We all seem to have an amazing proclivity for arranging our lives in cycles. Birthdays, anniversaries and holidays are just some of the events that come around every year. The bigger the occasion, the greater the likelihood we will commemorate it 25, 50 or 100 years from now. It's meaningful to remember significant events. They cause us to think about who we are. Important events include the birthdays of prominent people, we like Presidents Washington and Lincoln, wars, we have Bunker Hill, Memorial and Veterans Day, New Years for starting over and disasters like 9/11.

And now we're in a whole season called Christmas. What are we remembering?  You'd think it's an easy question but it's not.  We celebrate Christmas as a church, as a society, as families and as individuals.  Unlike New Year's, which simply marks the start of a new calendar year, Christmas summons a wide range of feelings and memories.

For the church, Christmas celebrates the birth of Jesus, the Incarnation, and the story of a God who cared enough to send an only Son into the world to be one with us.
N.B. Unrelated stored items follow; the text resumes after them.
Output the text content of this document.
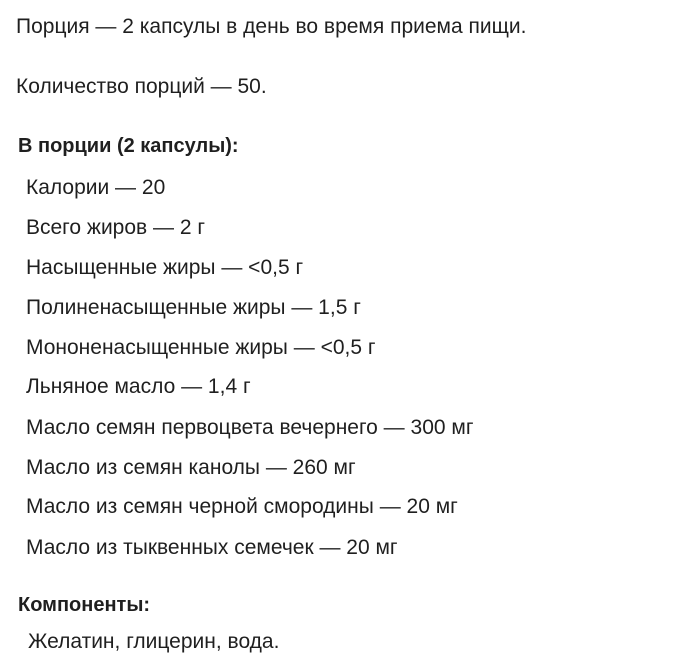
Порция — 2 капсулы в день во время приема пищи.
Количество порций — 50.
В порции (2 капсулы):
Калории — 20
Всего жиров — 2 г
Насыщенные жиры — <0,5 г
Полиненасыщенные жиры — 1,5 г
Мононенасыщенные жиры — <0,5 г
Льняное масло — 1,4 г
Масло семян первоцвета вечернего — 300 мг
Масло из семян канолы — 260 мг
Масло из семян черной смородины — 20 мг
Масло из тыквенных семечек — 20 мг
Компоненты:
Желатин, глицерин, вода.
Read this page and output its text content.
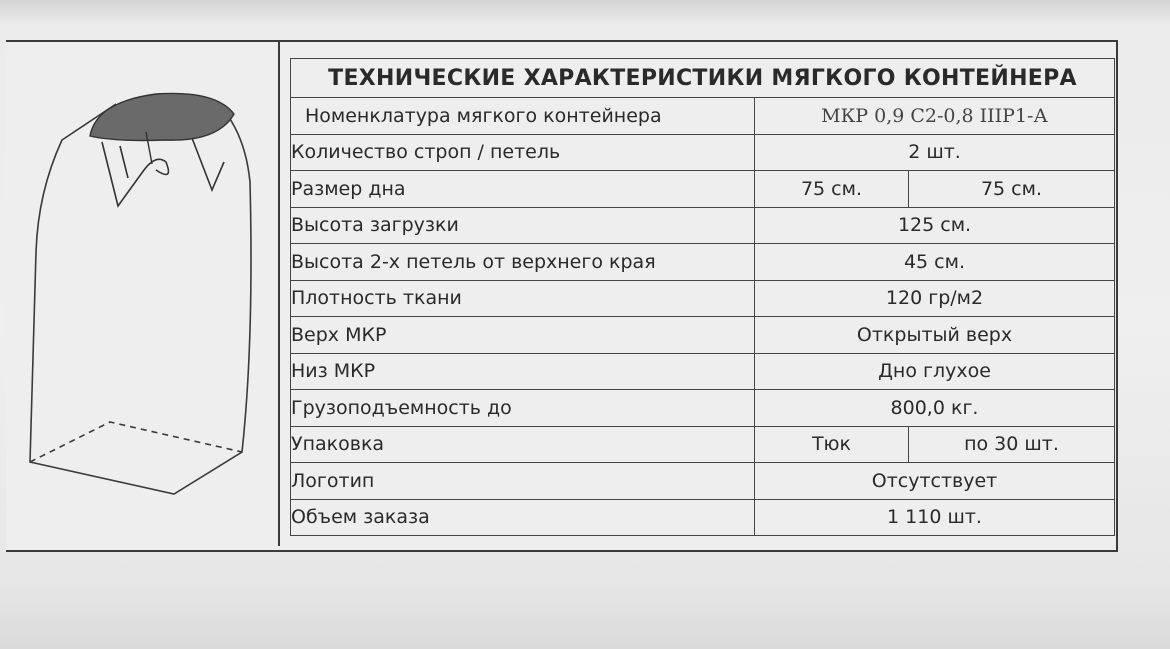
ТЕХНИЧЕСКИЕ ХАРАКТЕРИСТИКИ МЯГКОГО КОНТЕЙНЕРА		
Номенклатура мягкого контейнера	МКР 0,9 С2-0,8 IIIР1-А	
Количество строп / петель	2 шт.	
Размер дна	75 см.	75 см.
Высота загрузки	125 см.	
Высота 2-х петель от верхнего края	45 см.	
Плотность ткани	120 гр/м2	
Верх МКР	Открытый верх	
Низ МКР	Дно глухое	
Грузоподъемность до	800,0 кг.	
Упаковка	Тюк	по 30 шт.
Логотип	Отсутствует	
Объем заказа	1 110 шт.	
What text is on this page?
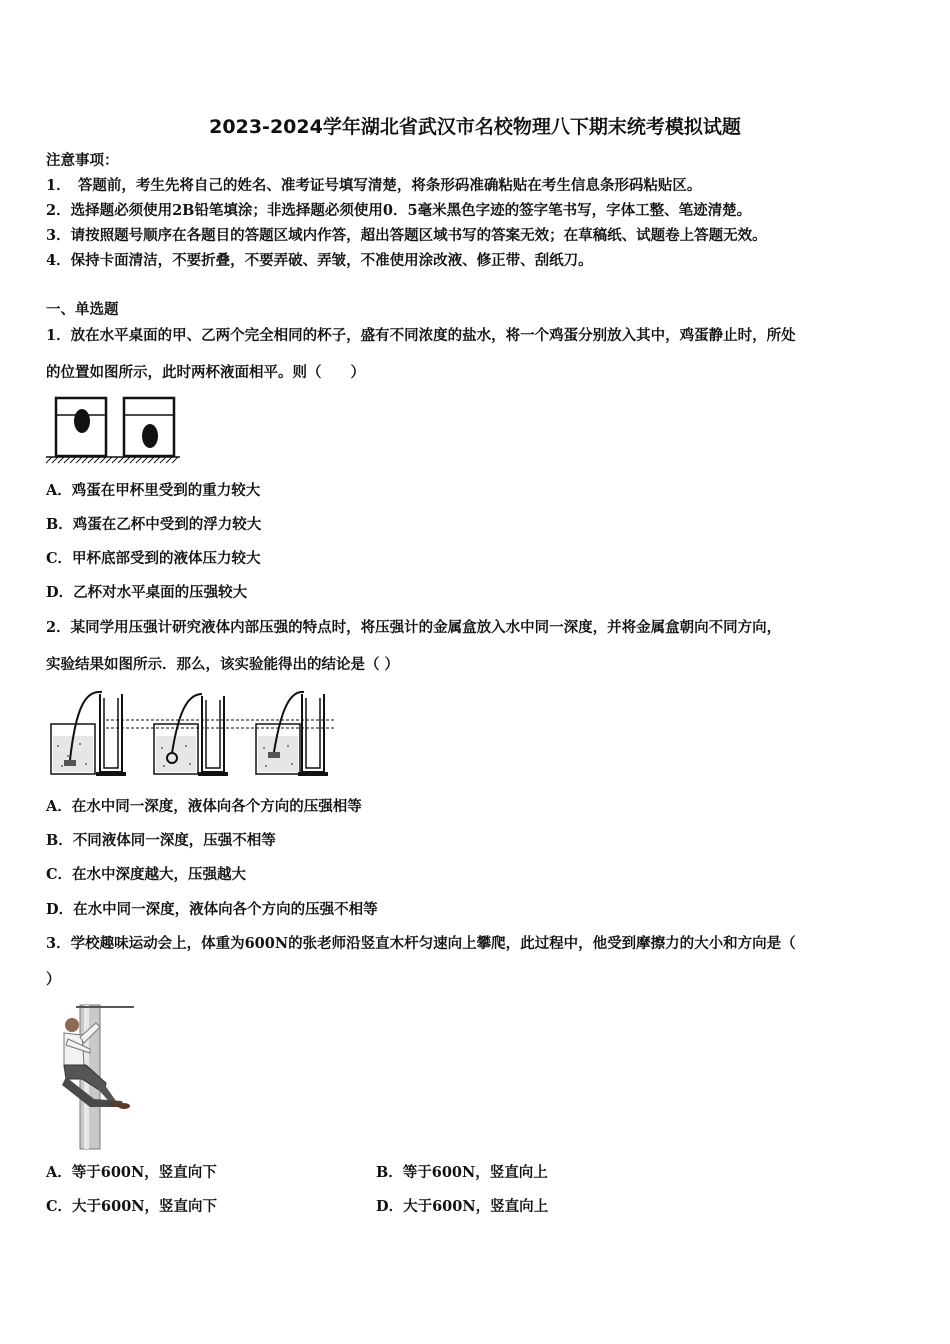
2023-2024学年湖北省武汉市名校物理八下期末统考模拟试题
注意事项：
1．　答题前，考生先将自己的姓名、准考证号填写清楚，将条形码准确粘贴在考生信息条形码粘贴区。
2．选择题必须使用2B铅笔填涂；非选择题必须使用0．5毫米黑色字迹的签字笔书写，字体工整、笔迹清楚。
3．请按照题号顺序在各题目的答题区域内作答，超出答题区域书写的答案无效；在草稿纸、试题卷上答题无效。
4．保持卡面清洁，不要折叠，不要弄破、弄皱，不准使用涂改液、修正带、刮纸刀。
一、单选题
1．放在水平桌面的甲、乙两个完全相同的杯子，盛有不同浓度的盐水，将一个鸡蛋分别放入其中，鸡蛋静止时，所处
的位置如图所示，此时两杯液面相平。则（　　）
A．鸡蛋在甲杯里受到的重力较大
B．鸡蛋在乙杯中受到的浮力较大
C．甲杯底部受到的液体压力较大
D．乙杯对水平桌面的压强较大
2．某同学用压强计研究液体内部压强的特点时，将压强计的金属盒放入水中同一深度，并将金属盒朝向不同方向，
实验结果如图所示．那么，该实验能得出的结论是（ ）
A．在水中同一深度，液体向各个方向的压强相等
B．不同液体同一深度，压强不相等
C．在水中深度越大，压强越大
D．在水中同一深度，液体向各个方向的压强不相等
3．学校趣味运动会上，体重为600N的张老师沿竖直木杆匀速向上攀爬，此过程中，他受到摩擦力的大小和方向是（
）
A．等于600N，竖直向下	B．等于600N，竖直向上
C．大于600N，竖直向下	D．大于600N，竖直向上
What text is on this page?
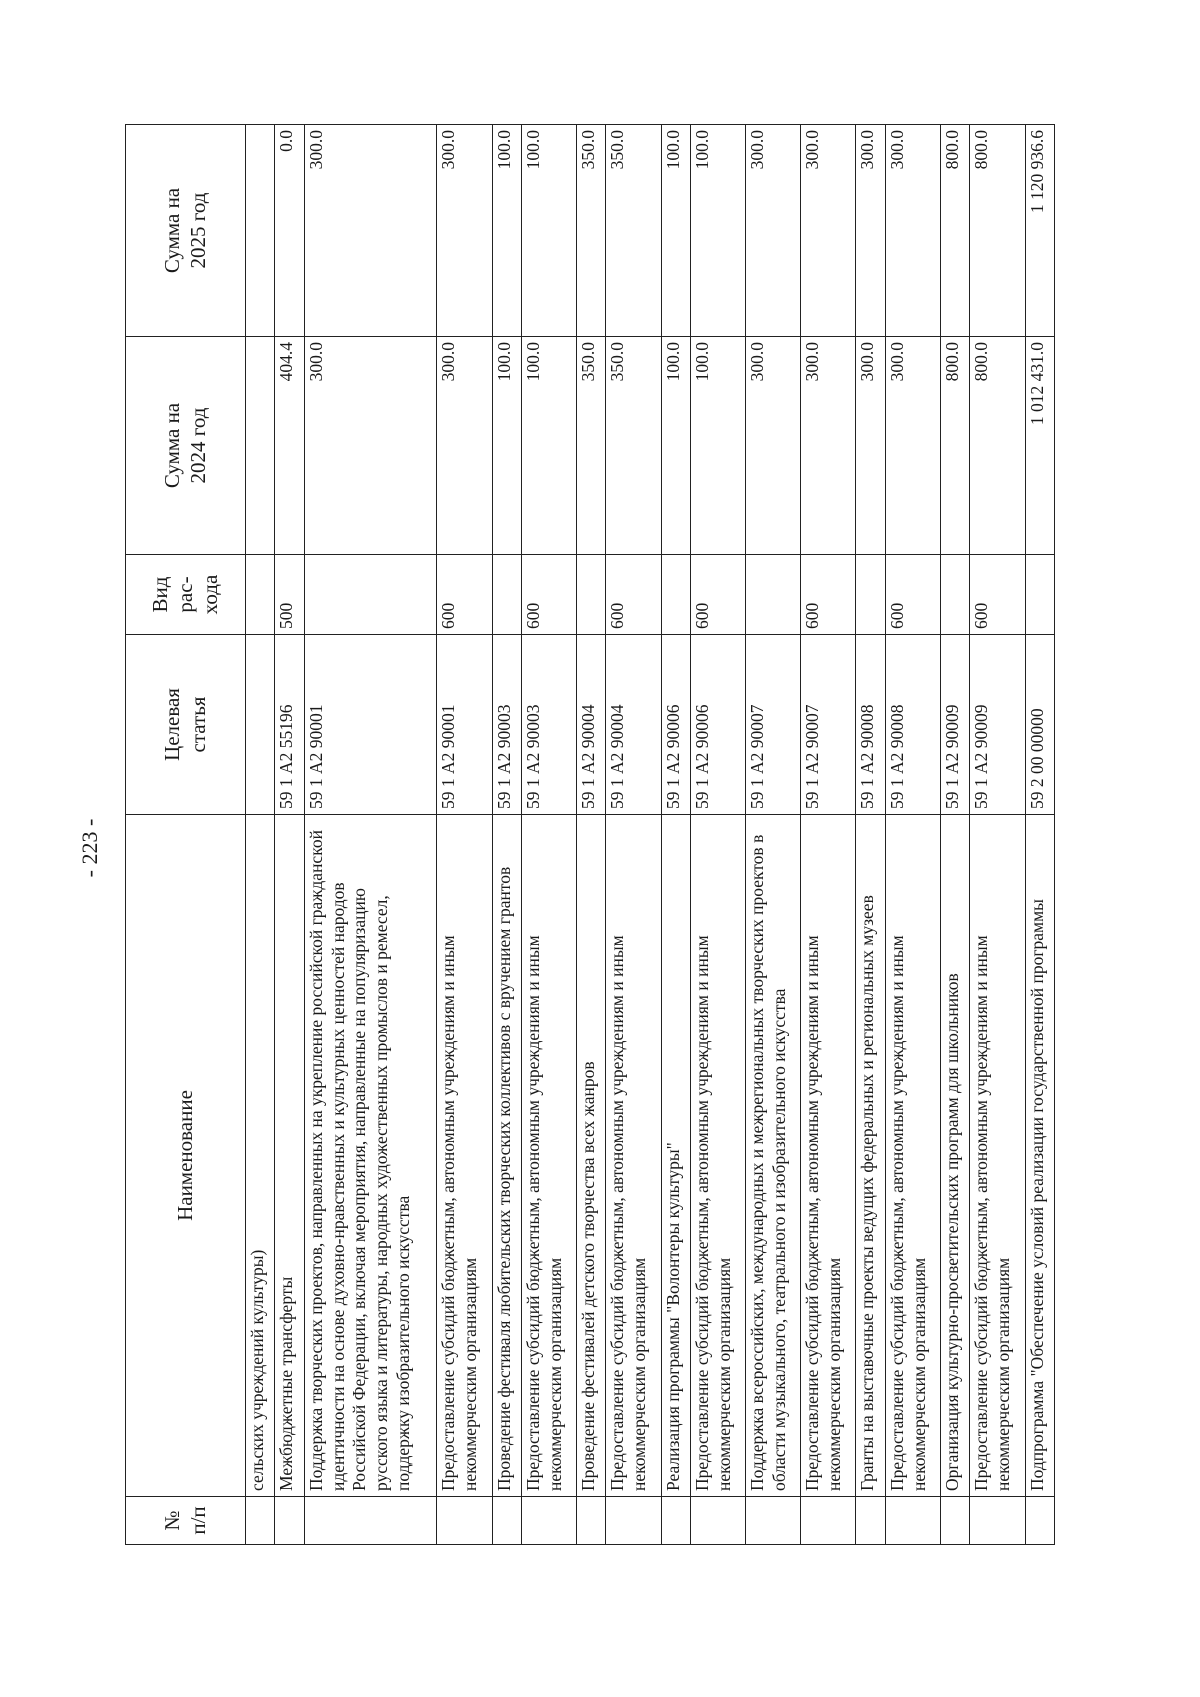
- 223 -
№ п/п	Наименование	Целевая статья	Вид рас- хода	Сумма на 2024 год	Сумма на 2025 год

	сельских учреждений культуры)				
	Межбюджетные трансферты	59 1 А2 55196	500	404.4	0.0
	Поддержка творческих проектов, направленных на укрепление российской гражданской идентичности на основе духовно-нравственных и культурных ценностей народов Российской Федерации, включая мероприятия, направленные на популяризацию русского языка и литературы, народных художественных промыслов и ремесел, поддержку изобразительного искусства	59 1 А2 90001		300.0	300.0
	Предоставление субсидий бюджетным, автономным учреждениям и иным некоммерческим организациям	59 1 А2 90001	600	300.0	300.0
	Проведение фестиваля любительских творческих коллективов с вручением грантов	59 1 А2 90003		100.0	100.0
	Предоставление субсидий бюджетным, автономным учреждениям и иным некоммерческим организациям	59 1 А2 90003	600	100.0	100.0
	Проведение фестивалей детского творчества всех жанров	59 1 А2 90004		350.0	350.0
	Предоставление субсидий бюджетным, автономным учреждениям и иным некоммерческим организациям	59 1 А2 90004	600	350.0	350.0
	Реализация программы "Волонтеры культуры"	59 1 А2 90006		100.0	100.0
	Предоставление субсидий бюджетным, автономным учреждениям и иным некоммерческим организациям	59 1 А2 90006	600	100.0	100.0
	Поддержка всероссийских, международных и межрегиональных творческих проектов в области музыкального, театрального и изобразительного искусства	59 1 А2 90007		300.0	300.0
	Предоставление субсидий бюджетным, автономным учреждениям и иным некоммерческим организациям	59 1 А2 90007	600	300.0	300.0
	Гранты на выставочные проекты ведущих федеральных и региональных музеев	59 1 А2 90008		300.0	300.0
	Предоставление субсидий бюджетным, автономным учреждениям и иным некоммерческим организациям	59 1 А2 90008	600	300.0	300.0
	Организация культурно-просветительских программ для школьников	59 1 А2 90009		800.0	800.0
	Предоставление субсидий бюджетным, автономным учреждениям и иным некоммерческим организациям	59 1 А2 90009	600	800.0	800.0
	Подпрограмма "Обеспечение условий реализации государственной программы	59 2 00 00000		1 012 431.0	1 120 936.6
For society, Christmas is often a time to focus on world peace and to reflect on the challenges that face us at home and abroad. As families and as individuals, the Christmas season often stirs our deepest memories of relationships and personal experiences that may be both comforting and disconcerting.

We embrace the hope of the Christ Child, who joins our world, and we hope to fulfill our deepest desires. Whatever our desires are, we join them to the newborn baby who rekindles in us the deeper meaning of who we are as human beings, as family, as brothers and sisters to each other in Christ and as pilgrims on a journey of faith, hope and love.

Christmas, unfortunately, isn't a joy-filled time for everyone. Holidays can be difficult and lonely for some people. For lack of family and friends or because loved ones are far away or have passed on, Christmas is for some a season to be endured. Yet, paradoxically, the loneliness we may feel and the recognition of our own brokenness as individuals, families, society and as church can emerge as the true meaning of Christmas.

We are not meant to be alone, nor are we meant to live lives of desolation. Christmas reminds us that we are one human family and participants in the mystery of creation. The images of Christmas that have come down to us through the ages in art, music, stories and poems remind us of the great hope that was born one dark night in the humblest of settings.

Christmas is about remembering what we truly believe and where to find hope. We commemorate an event steeped in religious, social and commercial symbolism. Take away the trappings; Christmas celebrates the love between God and creation, the Mother and Child depicted in the Icon, ourselves and each other.  As a faith-filled community, we are meant to experience and share this same love.

Memories are not intended to keep us in the past. Memories offer us the strength to accept the challenge of the Word-made-flesh. This Christmas season, let us rekindle relationships with and responsibility for each other.  Let us commit ourselves to an honest and peaceful way of seeing ourselves, our families and our neighbors.   May we continue to see the light of Christ as we journey in a world made forever new.

Blessings to you, and a most holy Christmas season.